In Neal v Freightliner Limited, the Employment Tribunal (ET) looked at the payment of overtime during a worker’s statutory holiday leave.
Mr Neal’s contractual hours were a basic 35-hour week, although he would often work shifts between 9 and 12 hours. The employer calculated Mr Neal’s statutory holiday pay on his 35 contracted hours with overtime disregarded. Mr Neal issued a Tribunal claim on the basis that his holiday pay should take into account all the hours he worked rather than just his contracted hours.
Employment Tribunal decision
The ET held that holiday pay should be based on Mr Neal’s ‘normal remuneration’. Since this normal remuneration included a certain amount of overtime, this should have been taken into account when calculating his holiday pay. In the circumstances, it was irrelevant whether the overtime was voluntary or not as the performance of tasks during overtime were ‘intrinsically linked’ to the performance of his contract of employment.
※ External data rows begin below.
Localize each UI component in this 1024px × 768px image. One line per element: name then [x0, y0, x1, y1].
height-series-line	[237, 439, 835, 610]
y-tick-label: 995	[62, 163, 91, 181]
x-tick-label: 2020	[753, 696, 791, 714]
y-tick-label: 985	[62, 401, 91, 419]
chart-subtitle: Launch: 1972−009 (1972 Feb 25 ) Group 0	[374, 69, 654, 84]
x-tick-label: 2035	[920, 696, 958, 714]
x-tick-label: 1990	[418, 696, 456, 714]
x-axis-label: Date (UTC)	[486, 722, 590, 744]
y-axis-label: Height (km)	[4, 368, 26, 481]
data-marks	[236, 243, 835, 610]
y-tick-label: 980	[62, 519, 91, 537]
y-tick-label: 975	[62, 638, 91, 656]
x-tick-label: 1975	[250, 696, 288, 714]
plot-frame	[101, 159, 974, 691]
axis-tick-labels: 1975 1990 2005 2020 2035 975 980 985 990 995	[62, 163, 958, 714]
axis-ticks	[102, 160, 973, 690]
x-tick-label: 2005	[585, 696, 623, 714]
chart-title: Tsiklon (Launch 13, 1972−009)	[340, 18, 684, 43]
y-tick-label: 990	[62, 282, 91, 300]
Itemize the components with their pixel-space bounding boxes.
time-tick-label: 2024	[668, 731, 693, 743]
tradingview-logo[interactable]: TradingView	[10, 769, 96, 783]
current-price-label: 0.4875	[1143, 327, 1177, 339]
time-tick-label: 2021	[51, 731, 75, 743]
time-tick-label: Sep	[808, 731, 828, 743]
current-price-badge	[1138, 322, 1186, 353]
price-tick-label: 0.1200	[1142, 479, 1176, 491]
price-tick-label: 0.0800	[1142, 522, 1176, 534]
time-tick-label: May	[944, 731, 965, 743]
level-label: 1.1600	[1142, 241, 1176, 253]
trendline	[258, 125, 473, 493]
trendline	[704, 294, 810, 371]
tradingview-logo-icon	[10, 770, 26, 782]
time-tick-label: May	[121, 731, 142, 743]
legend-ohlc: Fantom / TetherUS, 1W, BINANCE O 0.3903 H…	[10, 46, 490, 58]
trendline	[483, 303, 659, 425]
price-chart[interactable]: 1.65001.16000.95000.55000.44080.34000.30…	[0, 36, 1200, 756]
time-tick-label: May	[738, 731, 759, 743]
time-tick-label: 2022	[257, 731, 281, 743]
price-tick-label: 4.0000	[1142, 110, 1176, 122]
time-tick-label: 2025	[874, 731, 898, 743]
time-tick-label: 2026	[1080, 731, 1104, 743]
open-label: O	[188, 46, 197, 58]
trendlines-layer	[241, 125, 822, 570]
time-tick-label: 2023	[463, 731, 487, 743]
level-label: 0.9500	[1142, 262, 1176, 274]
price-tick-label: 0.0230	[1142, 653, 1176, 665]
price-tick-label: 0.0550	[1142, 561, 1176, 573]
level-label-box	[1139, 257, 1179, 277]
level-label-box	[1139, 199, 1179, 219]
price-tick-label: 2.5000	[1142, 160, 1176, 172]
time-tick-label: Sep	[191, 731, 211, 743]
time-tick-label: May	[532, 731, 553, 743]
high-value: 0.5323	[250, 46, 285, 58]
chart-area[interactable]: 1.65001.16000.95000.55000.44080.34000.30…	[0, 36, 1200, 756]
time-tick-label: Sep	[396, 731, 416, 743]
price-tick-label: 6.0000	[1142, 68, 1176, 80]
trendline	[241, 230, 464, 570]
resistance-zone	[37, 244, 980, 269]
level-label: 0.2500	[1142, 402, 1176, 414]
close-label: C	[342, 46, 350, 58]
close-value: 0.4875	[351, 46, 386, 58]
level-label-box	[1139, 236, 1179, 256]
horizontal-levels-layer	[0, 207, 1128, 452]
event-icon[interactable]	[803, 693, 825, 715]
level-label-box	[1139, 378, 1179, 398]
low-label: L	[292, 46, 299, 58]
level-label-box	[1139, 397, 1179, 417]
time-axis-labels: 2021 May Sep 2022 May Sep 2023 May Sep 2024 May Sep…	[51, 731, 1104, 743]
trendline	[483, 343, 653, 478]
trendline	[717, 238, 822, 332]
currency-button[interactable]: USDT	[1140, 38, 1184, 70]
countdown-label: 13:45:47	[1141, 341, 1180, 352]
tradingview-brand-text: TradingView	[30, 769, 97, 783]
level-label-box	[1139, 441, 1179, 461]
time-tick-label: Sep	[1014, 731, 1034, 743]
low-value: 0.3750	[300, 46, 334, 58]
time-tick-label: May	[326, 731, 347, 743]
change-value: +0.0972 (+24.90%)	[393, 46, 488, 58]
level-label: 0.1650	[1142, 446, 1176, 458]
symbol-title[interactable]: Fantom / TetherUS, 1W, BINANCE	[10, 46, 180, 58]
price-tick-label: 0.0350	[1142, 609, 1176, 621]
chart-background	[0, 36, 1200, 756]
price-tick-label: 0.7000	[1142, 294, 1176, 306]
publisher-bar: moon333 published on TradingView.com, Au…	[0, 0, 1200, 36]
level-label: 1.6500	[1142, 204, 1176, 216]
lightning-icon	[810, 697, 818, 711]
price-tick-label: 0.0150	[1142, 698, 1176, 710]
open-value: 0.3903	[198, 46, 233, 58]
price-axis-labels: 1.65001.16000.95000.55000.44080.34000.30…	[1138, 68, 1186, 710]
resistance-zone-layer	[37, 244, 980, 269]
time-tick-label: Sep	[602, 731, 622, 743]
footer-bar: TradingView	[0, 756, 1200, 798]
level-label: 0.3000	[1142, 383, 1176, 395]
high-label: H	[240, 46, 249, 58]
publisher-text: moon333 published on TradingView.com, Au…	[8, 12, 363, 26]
Furthermore, an individual can potentially claim for several years of underpayments – in this case, going back to 2007.
Implications for employers
The effect of the Neal decision is that overtime whether guaranteed contractually or not, should at least be taken into account in calculating a worker’s holiday pay. This could lead to a considerable rise in holiday pay bills for many employers and particularly so as workers may make claims for holiday pay arrears going back several years.
As Neal is an ET decision only, it does not have to be followed by other employment tribunals. The employer is currently seeking permission to appeal and the outcome of any such appeal is eagerly awaited.